O presidente disse ainda que ontem, antes da sessão, houve reunião com a secretário de Finanças, Ivete Mallmann, e vereadores relataram insatisfação em relação as cobranças.

O vereador Ademir Debortoli disse, na tribuna, “que a preocupação não é apenas tributária, é econômica e social com o futuro da nossa cidade. Recentemente, pequenos empresários e prestadores de serviços de Sinop começaram receber comunicações” “decorrentes do cruzamento eletrônico de informações financeiras fiscais e de meios de pagamentos”. “Não estamos questionando a legalidade da fiscalização tributária. Fiscalizar é dever do município. Pagar corretamente os tributos também é dever de todos. A questão que precisamos discutir é outra: qual será a consequência econômica e social da política fiscal que estamos escolhendo nesse momento porque não estamos falando apenas de números em uma tela. Estamos falando de pessoas, do mecânico, eletricista, da pequena oficina, do salão de beleza, do prestador de serviços, do trabalhador que abriu CNPJ e começou a trabalhar com conta própria. Muitos desses pequenos empreendedores não possuem departamento financeiro, não possuem auditoria, não possuem estrutura administrativa alguma. Alguns, sequer, possuem uma contabilidade organizada. Isso precisa ser corrigido. Mas precisamos definir como vamos corrigir porque existe enorme diferença entre corrigir uma empresa e inviabilizar uma empresa. E o momento econômico brasileiro exige responsabilidade”, cobrou.

Debortoli acrescentou: “é momento de apenas de olhar para trás e cobrar ou de preparar nossas empresas para o futuro?” Se o município de Sinop dispõe de tecnologia para cruzar dados deve usar a mesma inteligência para orientar e prevenir.
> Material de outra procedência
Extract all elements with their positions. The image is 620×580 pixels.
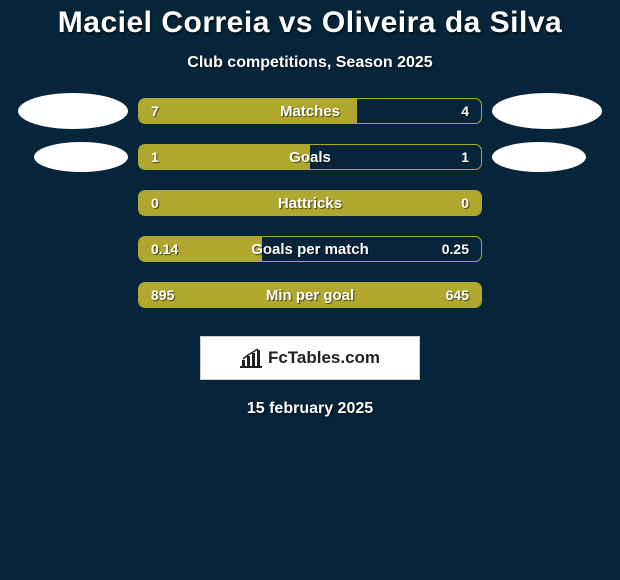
stat-value-left: 0.14 [139, 237, 190, 261]
stat-bar: 74Matches [138, 98, 482, 124]
stat-value-right: 0.25 [430, 237, 481, 261]
stat-bar: 895645Min per goal [138, 282, 482, 308]
subtitle: Club competitions, Season 2025 [0, 54, 620, 72]
stats-list: 74Matches11Goals00Hattricks0.140.25Goals… [0, 98, 620, 308]
stat-bar-fill-left [139, 191, 481, 215]
brand-text: FcTables.com [268, 348, 380, 368]
stat-bar: 0.140.25Goals per match [138, 236, 482, 262]
infographic-container: Maciel Correia vs Oliveira da Silva Club… [0, 0, 620, 580]
stat-bar-fill-left [139, 283, 481, 307]
stat-value-right: 4 [449, 99, 481, 123]
stat-row: 00Hattricks [10, 190, 610, 216]
stat-value-left: 895 [139, 283, 186, 307]
stat-row: 11Goals [10, 144, 610, 170]
player-right-oval [492, 142, 586, 172]
player-left-oval [34, 142, 128, 172]
page-title: Maciel Correia vs Oliveira da Silva [0, 6, 620, 40]
stat-bar: 00Hattricks [138, 190, 482, 216]
stat-bar: 11Goals [138, 144, 482, 170]
stat-value-right: 0 [449, 191, 481, 215]
player-right-oval [492, 93, 602, 129]
stat-value-right: 645 [434, 283, 481, 307]
stat-value-left: 0 [139, 191, 171, 215]
player-left-oval [18, 93, 128, 129]
stat-value-left: 1 [139, 145, 171, 169]
stat-row: 895645Min per goal [10, 282, 610, 308]
date-text: 15 february 2025 [0, 400, 620, 418]
stat-bar-fill-left [139, 99, 357, 123]
brand-chart-icon [240, 348, 262, 368]
stat-row: 74Matches [10, 98, 610, 124]
stat-row: 0.140.25Goals per match [10, 236, 610, 262]
brand-box: FcTables.com [200, 336, 420, 380]
stat-value-right: 1 [449, 145, 481, 169]
stat-value-left: 7 [139, 99, 171, 123]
Não proponho anistia ou sonegação mas sim a criação do programa municipal de conformidade e transição tributária. Proponho que a prefeitura sente á mesa com contadores, advogados, sindicatos, entidades empresariais para construir um caminho viável. Precisamos de capacitação gratuita, alertas preventivos antes das atuações e mecanismos de autorregularização. Antes de intensificar a cobrança vamos intensificar a orientação. Antes de punir vamos prevenir”, defendeu.